Market getting carried away with bullish USD calls by Sean Lee

Now every so-called analyst is trying to out-do his/her peers with bullish USD calls. In the last 24 hours I’ve read that EUR/USD is headed for 1.22, Cable is going to 1.50, USD/CAD will be at 1.17 in 10 minutes, and USD/JPY should be closer to 150 than 105.

What a load of rubbish. The market is getting overly excited after a period of extreme doldrums but I don’t see this continuing much longer.

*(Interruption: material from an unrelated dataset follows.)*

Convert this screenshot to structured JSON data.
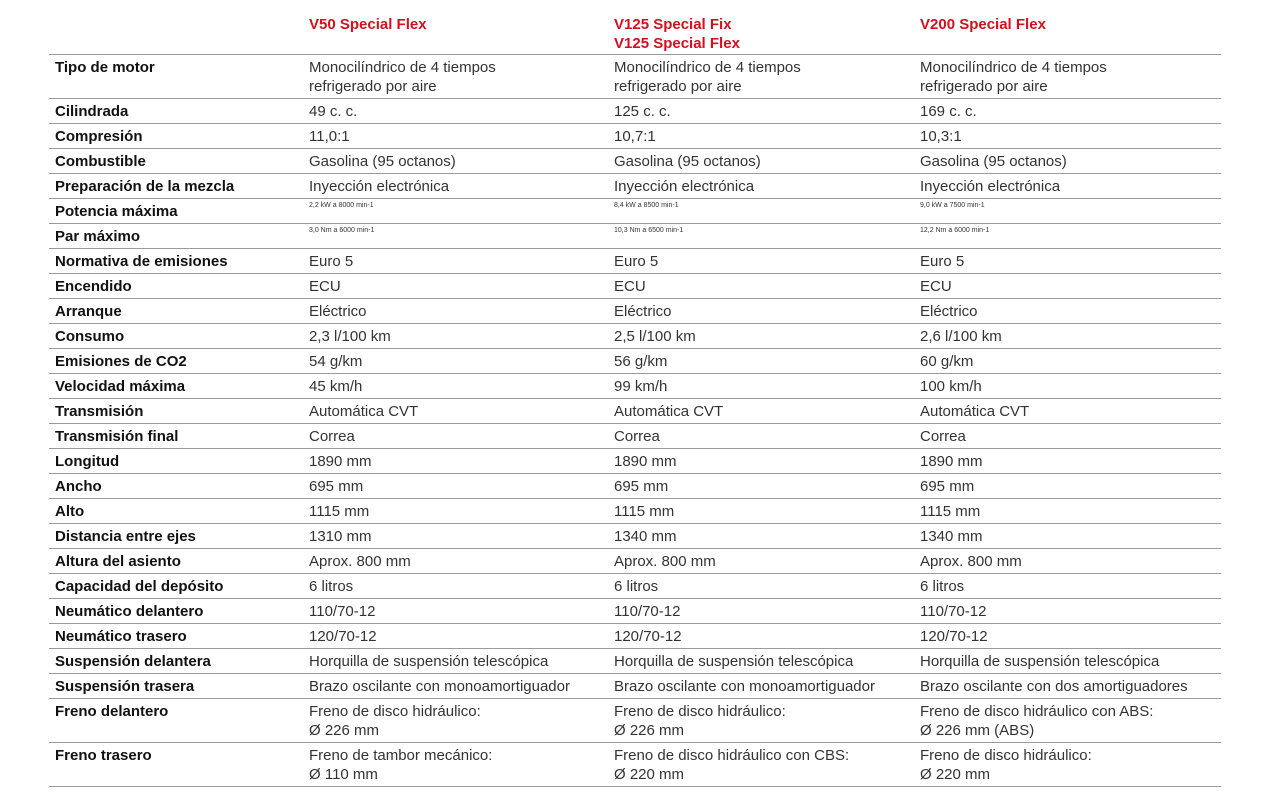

EUR/USD at 1.22 is probably the one forecast that I might buy into. The ECB have set their policy and it will only get easier in coming months, so there is no reason to be long EUR.
Cable back to 1.50? Sorry, I can’t see it. Once this referendum is out of the way and the uncertain period is behind us, then the GBP will be back in vogue again. I’m staying patient but I will buy when I think the time is right.
USD/JPY: I wrote earlier this year that the ‘trade of the year’ could well be to wait for this pair to reach 110/112 and sell into that area. Of course we need to see how the market reacts when it gets there (and it probably will) but we now have an already long market getting longer.
My bias remains towards buying AUD/USD around .9150 and/or selling USD/CAD around 1.1050/1.1100 and I remain committed to these levels for now.